Cuando el Espíritu Santo cae en Hechos 2, ese mismo Pedro temeroso se levanta con un fuego tan ardiente que predica y se convierten tres mil personas. El fuego te da el denuedo (la valentía) que el agua no te puede dar.
II. ¿Cómo opera el Fuego del Espíritu en la vida diaria?
Usted se preguntará: ¿Cómo sé que he sido bautizado en este fuego? El fuego hace tres cosas en la vida del hombre y de la mujer de Dios:
Consume lo que no sirve: Hay ataduras, vicios del carácter o pensamientos de los que te cuesta libertarte solo con fuerza de voluntad. El fuego del Espíritu entra en el corazón y quema la raíz del pecado. Te da asco lo que antes te gustaba del mundo.
Activa los Dones Sobrenaturales: No somos una junta de beneficencia; somos el Cuerpo de Cristo. Este bautismo desata lenguas espirituales, dones de sanidad, palabra de ciencia y discernimiento.
Produce una experiencia personal e inconfundible: Para una hermana puede ser un calor intenso en el pecho y un llanto de sanidad intercesora; para un hermano puede ser una fuerza que lo postra al suelo en adoración. No busques copiar la experiencia de otro, busca al dador del fuego, que es Jesús.

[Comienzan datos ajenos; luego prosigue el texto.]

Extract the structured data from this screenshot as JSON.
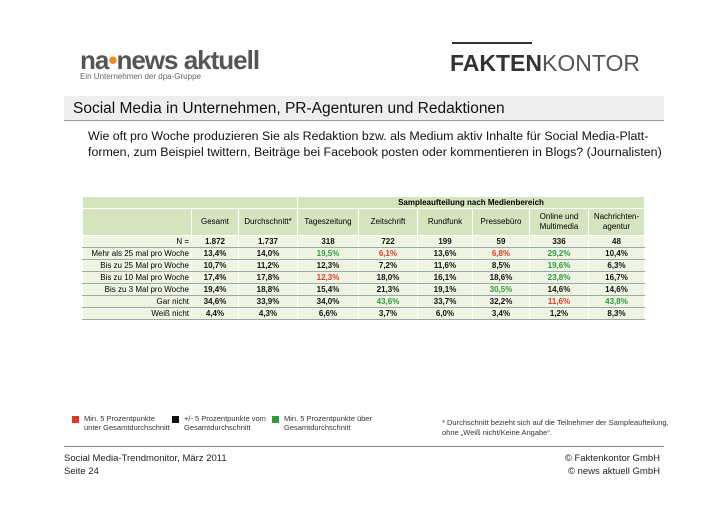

Ejemplo Ilustrativo: Imaginen un trozo de hierro frío. Si lo lavas con agua, le quitas la tierra, pero sigue siendo un hierro frío, duro e incapaz de cambiar de forma. Pero, ¿qué pasa si metes ese hierro en el fuego de la forja? El fuego se mete dentro del hierro. El hierro ya no solo está tocando el fuego, sino que el fuego está en él: se vuelve incandescente, maleable, brilla en la oscuridad y quema lo que lo toca. ¡Eso es el bautismo en el Espíritu! Dejas de ser un cristiano frío "lavado", para ser un cristiano "encendido" que quema la frialdad espiritual a su alrededor.
III. ¿Cómo recibir este Bautismo?
Hermanos, esta promesa no era solo para los apóstoles. Hechos 2:39 dice: "Porque para vosotros es la promesa, y para vuestros hijos, y para todos los que están lejos". Si tú ya eres salvo, este regalo es tuyo. ¿Cómo se recibe?
Con Sed: Jesús dijo: "Si alguno tiene sed, venga a mí y beba" (Juan 7:37). Tienes que cansarte de la monotonía religiosa.
Con Oración y Espera: Los discípulos no estaban corriendo; estaban unánimes esperando la promesa (Hechos 1:14).
Con Fe y Rendición: Quita el control. Deja que el Espíritu Santo tome tu lengua, tus emociones, tu cuerpo y tu mente.
Llamado al Altar
Iglesia, no nos conformemos con tener nuestros nombres escritos en el libro de la vida y vivir una vida cristiana en "cámara lenta". Hoy Jesús está aquí, y Él sigue siendo el que bautiza con Espíritu Santo y Fuego.
Hombres que necesitan ser los sacerdotes de sus casas con poder; mujeres que necesitan levantarse como profetisas e intercesoras con fuego en sus labios: este es el momento. Pasemos al frente. Vamos a pedirle al Señor que rompa toda estructura humana y que su fuego sobrenatural caiga hoy sobre nosotros. ¡Oremos!